Rocky Balboa is a struggling boxer trying to make the big time. Working in a meat factory in Philadelphia for a pittance, he also earns extra cash as a debt collector. When heavyweight champion Apollo Creed visits Philadelphia, his managers want to set up an exhibition match between Creed and a struggling boxer, touting the fight as a chance for a "nobody" to become a "somebody". The match is supposed to be easily won by Creed, but someone forgot to tell Rocky, who sees this as his only shot at the big time.
The film, made for only US$1.2 million, and shot relatively fast in 28 days, was a sleeper hit; it made over US$117.2 million, won three Oscars, including Best Picture, and garnered mostly positive reviews which helped to launch Stallone's career. The film spawned five sequels: Rocky II, III, IV, V and Rocky Balboa.
Rocky received positive reviews when it was released in 1976. Roger Ebert of the Chicago Sun-Times gave Rocky 4 out of 4 stars, and Box Office Magazine claimed that audiences would be "...touting Sylvester (Sly) Stallone as a new star". However, Vincent Canby of the New York Times called it "pure '30s make believe" and slammed both Stallone's acting and Avildsen's directing, calling the latter "...none too decisive..."
More than 30 years later, the film enjoys a reputation as a classic and still receives generally positive reviews. Film-goers at the movie website IMDb voted Rocky a 7.9 out of 10 rating, and Rotten Tomatoes gave the film a 93% fresh rating. Another positive online review came from the BBC Films website, with both reviewer Almar Haflidason and BBC online users giving it 5/5 stars. In Steven J. Schneider's 1001 Movies You Must See Before You Die, Schneider says the film is "often overlooked as schmaltz."
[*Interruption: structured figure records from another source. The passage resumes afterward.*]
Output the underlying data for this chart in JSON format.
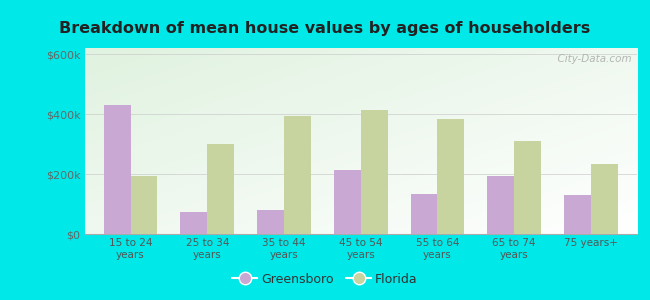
{
  "title": "Breakdown of mean house values by ages of householders",
  "categories": [
    "15 to 24\nyears",
    "25 to 34\nyears",
    "35 to 44\nyears",
    "45 to 54\nyears",
    "55 to 64\nyears",
    "65 to 74\nyears",
    "75 years+"
  ],
  "greensboro": [
    430000,
    75000,
    80000,
    215000,
    135000,
    195000,
    130000
  ],
  "florida": [
    195000,
    300000,
    395000,
    415000,
    385000,
    310000,
    235000
  ],
  "greensboro_color": "#c9a8d4",
  "florida_color": "#c8d4a0",
  "background_color": "#00e8e8",
  "title_color": "#222222",
  "ylabel_ticks": [
    "$0",
    "$200k",
    "$400k",
    "$600k"
  ],
  "ytick_values": [
    0,
    200000,
    400000,
    600000
  ],
  "ylim": [
    0,
    620000
  ],
  "legend_labels": [
    "Greensboro",
    "Florida"
  ],
  "bar_width": 0.35,
  "watermark": "  City-Data.com"
}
Rocky received ten Academy Awards nominations in nine categories winning three:
- Best Picture (Robert Chartoff and Irwin Winkler) (won)
- Best Director (John G. Avildsen) (won)
- Film Editing (Richard Halsey and Scott Conrad) (won)
- Best Original Screenplay (Sylvester Stallone)
- Best Actor (Sylvester Stallone)
- Best Actress (Talia Shire)
- Best Supporting Actor (Burt Young)
- Best Supporting Actor (Burgess Meredith)
- Best Music, Original Song (Bill Conti, Carol Connors and Ayn Robbins for "Gonna Fly Now")
- Best Sound (Harry W. Tetrick, William L. McCaughey, Lyle J. Burbridge and Bud Alper )
The Directors Guild of America awarded Rocky its annual award for best film of the year in 1976, and in 2006, Sylvester Stallone's original screenplay for Rocky was selected by the Writers Guild of America as the 78th best screenplay of all time.